Not just a scholar, Steinmetz was also an ordained minister in the United Methodist Church. He took seriously both his ecclesial and his academic calling. He had a high view of the ordained ministry and encouraged young ministers to remain faithful, rather than seeking to be original, in their preaching of the Gospel. In a baccalaureate sermon preached at Duke University Chapel in 1997, he said:
The good news for the members of the graduating class who plan to enter the ordained ministry is that you don’t have to invent your own Gospel. All of the church hopes you will be imaginative and resourceful. It doesn’t expect you to be original. Actually, it rather discourages originality with respect to core convictions. The Church will authorize you to preach an ancient Gospel you didn’t cook up and that is true whether you believe it or not. You will be commissioned by bishops and elders who have done it before you to preach the whole counsel of God, including the awkward bits we don’t understand very well. What you will not be ordained to do (though some of you will yield to the temptation to do it anyway) is to preach only those parts of the Christian tradition you have found personally meaningful. God doesn’t intend to mold the church in your image, you’ll be relieved to know, but in the image of the crucified and risen Christ.
The tribute Steinmetz once paid to his teacher Oberman applies now to him. He continues to be “a seminal thinker who sets other historians in motion. He has left the next generation . . . a rich collection of stimulating ideas and suggestions and defined for them unfinished tasks to do.” In a sermon titled “Turned from Idols and Still Turning,” preached at Resurrection United Methodist Church in Durham in 1987, Steinmetz reminded his hearers that the God who raised Jesus from the dead always keeps his promises, in contrast to the idols which so often lay claim to our loyalties.
God keeps the promises he makes, never abandons his worshipers in their distress, and can be counted upon to be faithful to them even when there seems to be no earthly reason he should be.

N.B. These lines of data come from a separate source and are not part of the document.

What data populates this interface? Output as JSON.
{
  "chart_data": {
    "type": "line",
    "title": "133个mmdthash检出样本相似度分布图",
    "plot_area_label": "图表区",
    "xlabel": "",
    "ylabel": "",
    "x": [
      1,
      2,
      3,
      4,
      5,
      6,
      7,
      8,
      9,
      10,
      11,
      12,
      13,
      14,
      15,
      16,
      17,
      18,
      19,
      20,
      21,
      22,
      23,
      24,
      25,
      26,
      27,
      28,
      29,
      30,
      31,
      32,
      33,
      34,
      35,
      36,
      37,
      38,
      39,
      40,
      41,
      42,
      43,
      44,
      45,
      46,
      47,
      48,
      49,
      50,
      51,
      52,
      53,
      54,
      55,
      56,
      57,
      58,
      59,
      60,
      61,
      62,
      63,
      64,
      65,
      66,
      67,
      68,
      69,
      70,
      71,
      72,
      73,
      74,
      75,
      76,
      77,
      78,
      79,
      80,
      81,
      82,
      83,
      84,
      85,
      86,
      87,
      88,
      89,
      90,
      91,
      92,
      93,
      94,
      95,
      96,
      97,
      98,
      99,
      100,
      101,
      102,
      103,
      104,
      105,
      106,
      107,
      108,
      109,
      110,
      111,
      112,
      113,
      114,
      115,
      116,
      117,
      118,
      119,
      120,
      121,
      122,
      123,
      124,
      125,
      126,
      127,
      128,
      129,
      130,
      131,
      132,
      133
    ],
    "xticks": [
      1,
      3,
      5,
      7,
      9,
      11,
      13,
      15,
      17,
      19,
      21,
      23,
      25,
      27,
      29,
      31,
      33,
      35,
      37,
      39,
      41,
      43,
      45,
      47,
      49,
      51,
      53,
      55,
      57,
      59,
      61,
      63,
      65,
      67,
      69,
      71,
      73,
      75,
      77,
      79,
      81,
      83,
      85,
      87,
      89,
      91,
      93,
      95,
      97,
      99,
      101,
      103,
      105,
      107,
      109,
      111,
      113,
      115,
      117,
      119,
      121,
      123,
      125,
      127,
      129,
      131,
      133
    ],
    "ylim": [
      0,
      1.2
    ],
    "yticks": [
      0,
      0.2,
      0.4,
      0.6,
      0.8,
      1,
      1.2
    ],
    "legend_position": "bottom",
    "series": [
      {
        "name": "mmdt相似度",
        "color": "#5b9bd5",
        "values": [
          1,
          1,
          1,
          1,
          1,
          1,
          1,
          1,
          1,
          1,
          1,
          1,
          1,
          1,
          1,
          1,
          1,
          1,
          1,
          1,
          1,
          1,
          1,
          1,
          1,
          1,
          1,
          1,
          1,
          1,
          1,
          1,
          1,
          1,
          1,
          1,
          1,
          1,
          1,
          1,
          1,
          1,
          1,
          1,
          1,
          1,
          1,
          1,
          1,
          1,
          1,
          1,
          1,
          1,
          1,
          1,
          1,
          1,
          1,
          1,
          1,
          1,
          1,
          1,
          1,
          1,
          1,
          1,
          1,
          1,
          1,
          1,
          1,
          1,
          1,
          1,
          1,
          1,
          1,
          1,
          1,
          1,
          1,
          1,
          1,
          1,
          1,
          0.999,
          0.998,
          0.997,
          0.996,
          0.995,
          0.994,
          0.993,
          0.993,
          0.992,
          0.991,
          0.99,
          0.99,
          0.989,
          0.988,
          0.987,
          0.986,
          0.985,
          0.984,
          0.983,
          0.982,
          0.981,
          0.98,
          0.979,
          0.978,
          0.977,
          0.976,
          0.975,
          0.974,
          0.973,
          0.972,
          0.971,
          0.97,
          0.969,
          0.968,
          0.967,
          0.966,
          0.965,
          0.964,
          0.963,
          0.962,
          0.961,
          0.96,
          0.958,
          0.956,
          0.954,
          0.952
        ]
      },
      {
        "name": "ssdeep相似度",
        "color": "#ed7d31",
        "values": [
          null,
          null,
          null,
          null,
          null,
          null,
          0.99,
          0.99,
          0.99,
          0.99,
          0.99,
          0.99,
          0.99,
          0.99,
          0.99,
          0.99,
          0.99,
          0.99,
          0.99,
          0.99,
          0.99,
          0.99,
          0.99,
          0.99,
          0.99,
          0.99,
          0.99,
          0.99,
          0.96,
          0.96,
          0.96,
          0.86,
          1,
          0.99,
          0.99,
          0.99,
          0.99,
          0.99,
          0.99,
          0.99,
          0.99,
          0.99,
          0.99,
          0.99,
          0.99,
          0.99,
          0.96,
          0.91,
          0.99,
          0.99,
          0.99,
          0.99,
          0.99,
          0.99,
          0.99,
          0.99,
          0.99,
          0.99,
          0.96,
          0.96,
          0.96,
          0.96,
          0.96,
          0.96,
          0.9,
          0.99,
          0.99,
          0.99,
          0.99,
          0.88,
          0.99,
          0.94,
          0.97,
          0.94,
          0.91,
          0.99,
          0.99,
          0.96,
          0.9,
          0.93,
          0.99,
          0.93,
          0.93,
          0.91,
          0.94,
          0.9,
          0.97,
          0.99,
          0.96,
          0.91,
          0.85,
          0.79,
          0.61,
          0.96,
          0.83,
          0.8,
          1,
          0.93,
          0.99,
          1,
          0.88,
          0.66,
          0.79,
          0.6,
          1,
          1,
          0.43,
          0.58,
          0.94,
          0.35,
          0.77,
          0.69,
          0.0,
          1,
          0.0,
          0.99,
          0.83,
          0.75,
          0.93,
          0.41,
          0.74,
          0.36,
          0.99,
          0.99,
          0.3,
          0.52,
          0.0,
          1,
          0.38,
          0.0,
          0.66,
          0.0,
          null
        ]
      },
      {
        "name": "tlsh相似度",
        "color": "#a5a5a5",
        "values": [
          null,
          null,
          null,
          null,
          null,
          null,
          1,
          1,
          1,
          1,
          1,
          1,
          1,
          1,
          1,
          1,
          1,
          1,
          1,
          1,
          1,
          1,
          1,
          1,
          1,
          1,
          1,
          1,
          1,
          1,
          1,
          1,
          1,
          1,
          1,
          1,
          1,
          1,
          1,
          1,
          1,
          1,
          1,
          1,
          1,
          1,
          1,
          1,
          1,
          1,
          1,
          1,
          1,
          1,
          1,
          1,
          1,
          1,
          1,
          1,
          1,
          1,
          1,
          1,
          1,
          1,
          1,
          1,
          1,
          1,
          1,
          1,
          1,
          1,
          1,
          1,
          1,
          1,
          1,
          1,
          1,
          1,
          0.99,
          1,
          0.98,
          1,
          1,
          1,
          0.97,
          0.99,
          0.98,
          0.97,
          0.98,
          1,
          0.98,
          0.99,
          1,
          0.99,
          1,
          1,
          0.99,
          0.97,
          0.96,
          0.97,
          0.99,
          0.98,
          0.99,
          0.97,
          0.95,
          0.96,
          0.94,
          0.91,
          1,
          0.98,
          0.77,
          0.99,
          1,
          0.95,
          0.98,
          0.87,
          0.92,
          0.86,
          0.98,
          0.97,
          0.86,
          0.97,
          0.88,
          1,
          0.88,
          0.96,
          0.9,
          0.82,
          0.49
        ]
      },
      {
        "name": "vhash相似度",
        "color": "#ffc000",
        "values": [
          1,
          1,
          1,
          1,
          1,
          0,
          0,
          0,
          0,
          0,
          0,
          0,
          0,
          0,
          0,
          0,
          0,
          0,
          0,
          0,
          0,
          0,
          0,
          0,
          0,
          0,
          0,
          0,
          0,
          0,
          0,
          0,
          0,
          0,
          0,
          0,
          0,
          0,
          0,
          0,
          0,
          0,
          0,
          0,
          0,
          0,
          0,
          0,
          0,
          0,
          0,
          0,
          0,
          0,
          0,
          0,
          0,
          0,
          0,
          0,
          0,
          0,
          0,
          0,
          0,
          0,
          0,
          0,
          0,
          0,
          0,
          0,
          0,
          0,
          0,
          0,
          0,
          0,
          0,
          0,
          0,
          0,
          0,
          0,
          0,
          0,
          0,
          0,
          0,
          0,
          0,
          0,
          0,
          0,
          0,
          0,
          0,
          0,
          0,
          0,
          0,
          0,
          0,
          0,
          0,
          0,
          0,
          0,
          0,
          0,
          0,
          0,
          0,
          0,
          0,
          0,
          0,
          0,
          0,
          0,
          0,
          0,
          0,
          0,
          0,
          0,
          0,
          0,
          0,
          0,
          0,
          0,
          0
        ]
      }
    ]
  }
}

Someday a funeral procession will go to a cemetery and after a brief ceremony, everyone will go home except me. At that moment, the vain and threadbare claim of the idols to be the final arbiters of human destiny will be shown up as the poor and empty thing it is. Only God can be God; only God has the power and the will to be God. Whatever claims to be God but is not God will abandon us one final time at the grave’s edge. On that day, the only question that will matter is whether underneath us are the everlasting arms of the living and true God.